When it comes to relationships, it’s hard to let go. The difficulty behind letting go of a relationship depends on the person, and the relationship itself, but it’s rarely easy.
I have a hard time letting go of relationships because I have a hard time admitting failure. When I know I need to get out of a relationship, I also know I have to admit defeat. It’s not that I think about my relationships as win or lose situations, it’s just that something went wrong, and I have to acknowledge that I’m powerless to fix it. This is difficult for me, but it’s also necessary.
This certainly isn’t the case for everyone, but people do have an issue with their inability to control the outcome of a specific relationship. This is the very reason we call it ‘letting go’, because that’s exactly what it is. At some point, we need to be strong enough to just let it go rather than try and fix the unfixable. Relationships take time, energy, and attention, especially the ones we’re trying to fix; you need to figure out at what point your relationship no longer deserves these resources. At what point is it time to let go?
There are some common themes of negative relationships that will tell you whether it’s time to let go.
Although every relationship is different, there are red flags that shouldn’t be ignored, and they can be found in a number of the bad relationships people find themselves trying to fix. It’s much harder for a married couple with children to let go than it is for two friends or two business partners, but if you notice any of these themes, you need to seriously consider saying enough is enough.
It doesn’t matter what type of relationship you’re in, if you notice any physical, verbal, or emotional harm, you need to let go. These types of relationships and situations are difficult to navigate, because chances are they’ve been going on for some time. The more the self-esteem of the victim has been chiseled, the harder it will be for them to leave.
Lack of trust is another important theme.
You can’t have a meaningful relationship if you can’t trust the person you’re with. Providing them with a second chance is understandable, but if they continue to show patterns of disloyalty, deceit, or dishonesty, you need to let them go. Trust is absolutely essential in a healthy relationship, and it can drive a person crazy if they can’t trust their spouse, friend, or significant other. The longer you stay in the relationship, the worse it will become, and it may have a negative impact on future relationships as well.
You shouldn’t have to compromise your core values for the sake of a relationship.
Making compromises is fine, and actually important to any relationship, but there are some things you shouldn’t compromise, just like your partner, friend, spouse shouldn’t either. This can be a difficult realization to make, especially if you and the other person seem to click in every other aspect of the relationship. However, it’s important, and it’s important enough to say it’s time to let go.
Communication can either make or break a relationship, and it’s absolutely cause to let go if you feel like it’s lacking irreversibly.

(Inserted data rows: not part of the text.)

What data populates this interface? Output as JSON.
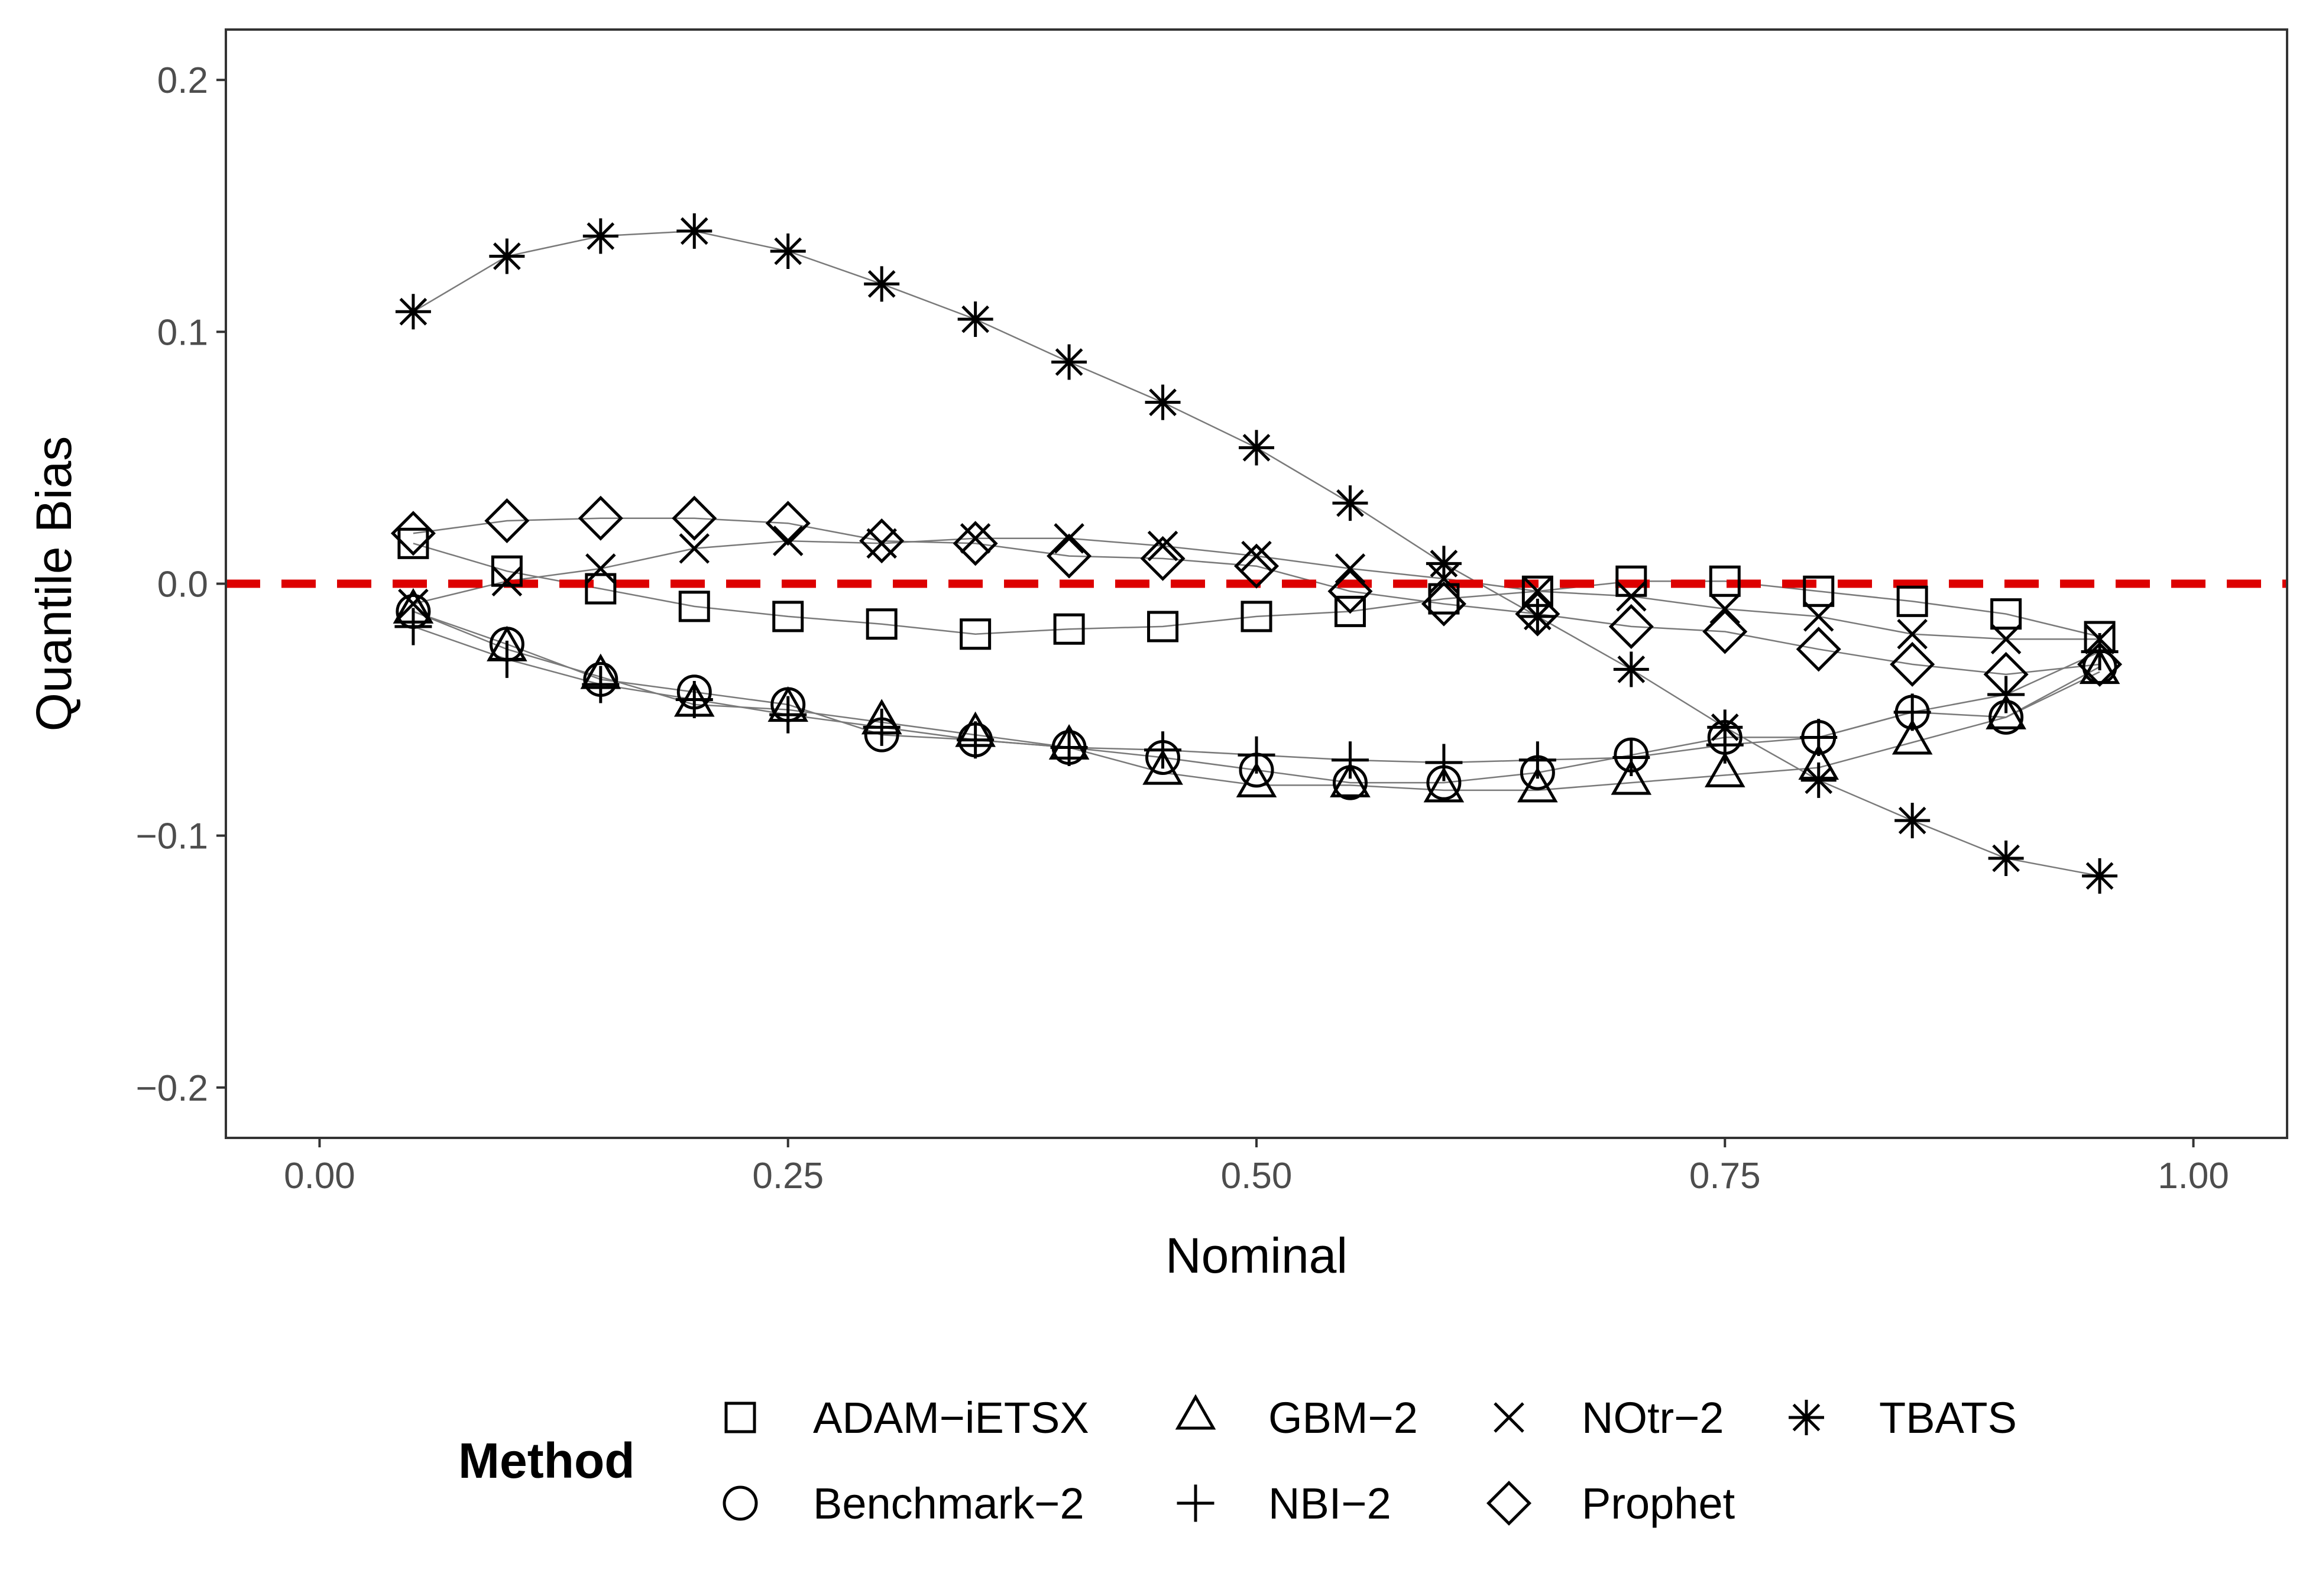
{
  "chart_data": {
    "type": "line",
    "title": "",
    "xlabel": "Nominal",
    "ylabel": "Quantile Bias",
    "xlim": [
      -0.05,
      1.05
    ],
    "ylim": [
      -0.22,
      0.22
    ],
    "xticks": [
      0.0,
      0.25,
      0.5,
      0.75,
      1.0
    ],
    "xtick_labels": [
      "0.00",
      "0.25",
      "0.50",
      "0.75",
      "1.00"
    ],
    "yticks": [
      -0.2,
      -0.1,
      0.0,
      0.1,
      0.2
    ],
    "ytick_labels": [
      "−0.2",
      "−0.1",
      "0.0",
      "0.1",
      "0.2"
    ],
    "grid": false,
    "reference_line": {
      "y": 0,
      "color": "#dd0000",
      "style": "dashed"
    },
    "legend": {
      "title": "Method",
      "position": "bottom"
    },
    "x": [
      0.05,
      0.1,
      0.15,
      0.2,
      0.25,
      0.3,
      0.35,
      0.4,
      0.45,
      0.5,
      0.55,
      0.6,
      0.65,
      0.7,
      0.75,
      0.8,
      0.85,
      0.9,
      0.95
    ],
    "series": [
      {
        "name": "ADAM−iETSX",
        "shape": "square",
        "values": [
          0.016,
          0.005,
          -0.002,
          -0.009,
          -0.013,
          -0.016,
          -0.02,
          -0.018,
          -0.017,
          -0.013,
          -0.011,
          -0.006,
          -0.003,
          0.001,
          0.001,
          -0.003,
          -0.007,
          -0.012,
          -0.021
        ]
      },
      {
        "name": "Benchmark−2",
        "shape": "circle",
        "values": [
          -0.011,
          -0.024,
          -0.038,
          -0.043,
          -0.048,
          -0.06,
          -0.062,
          -0.065,
          -0.069,
          -0.074,
          -0.079,
          -0.079,
          -0.075,
          -0.068,
          -0.061,
          -0.061,
          -0.051,
          -0.053,
          -0.033
        ]
      },
      {
        "name": "GBM−2",
        "shape": "triangle",
        "values": [
          -0.011,
          -0.026,
          -0.037,
          -0.048,
          -0.05,
          -0.055,
          -0.06,
          -0.065,
          -0.075,
          -0.08,
          -0.08,
          -0.082,
          -0.082,
          -0.079,
          -0.076,
          -0.073,
          -0.063,
          -0.053,
          -0.035
        ]
      },
      {
        "name": "NBI−2",
        "shape": "plus",
        "values": [
          -0.017,
          -0.03,
          -0.04,
          -0.046,
          -0.052,
          -0.057,
          -0.062,
          -0.065,
          -0.066,
          -0.068,
          -0.07,
          -0.071,
          -0.07,
          -0.069,
          -0.064,
          -0.061,
          -0.051,
          -0.044,
          -0.027
        ]
      },
      {
        "name": "NOtr−2",
        "shape": "cross",
        "values": [
          -0.008,
          0.001,
          0.006,
          0.014,
          0.017,
          0.016,
          0.018,
          0.018,
          0.015,
          0.011,
          0.006,
          0.002,
          -0.003,
          -0.005,
          -0.01,
          -0.013,
          -0.02,
          -0.022,
          -0.022
        ]
      },
      {
        "name": "Prophet",
        "shape": "diamond",
        "values": [
          0.02,
          0.025,
          0.026,
          0.026,
          0.024,
          0.017,
          0.016,
          0.011,
          0.01,
          0.007,
          -0.003,
          -0.008,
          -0.012,
          -0.017,
          -0.019,
          -0.026,
          -0.032,
          -0.036,
          -0.032
        ]
      },
      {
        "name": "TBATS",
        "shape": "asterisk",
        "values": [
          0.108,
          0.13,
          0.138,
          0.14,
          0.132,
          0.119,
          0.105,
          0.088,
          0.072,
          0.054,
          0.032,
          0.008,
          -0.013,
          -0.034,
          -0.057,
          -0.078,
          -0.094,
          -0.109,
          -0.116
        ]
      }
    ]
  }
}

Fortunately, communication can be practiced, but it takes two willing participants to make it work. Even if you feel like you’re communicating at an optimal level, you need to practice with the other person in order to make any difference at all. Like trust, you can’t have a relationship with anyone without being able to communicate. Communication can look different inside different relationships, but it’s important you both are satisfied.
If you notice any of these themes of negative relationships within your own, take time to evaluate. Letting go is hard, but it also teaches us how to be strong, how to move forward, and how to establish healthy boundaries that carry over into our new relationships.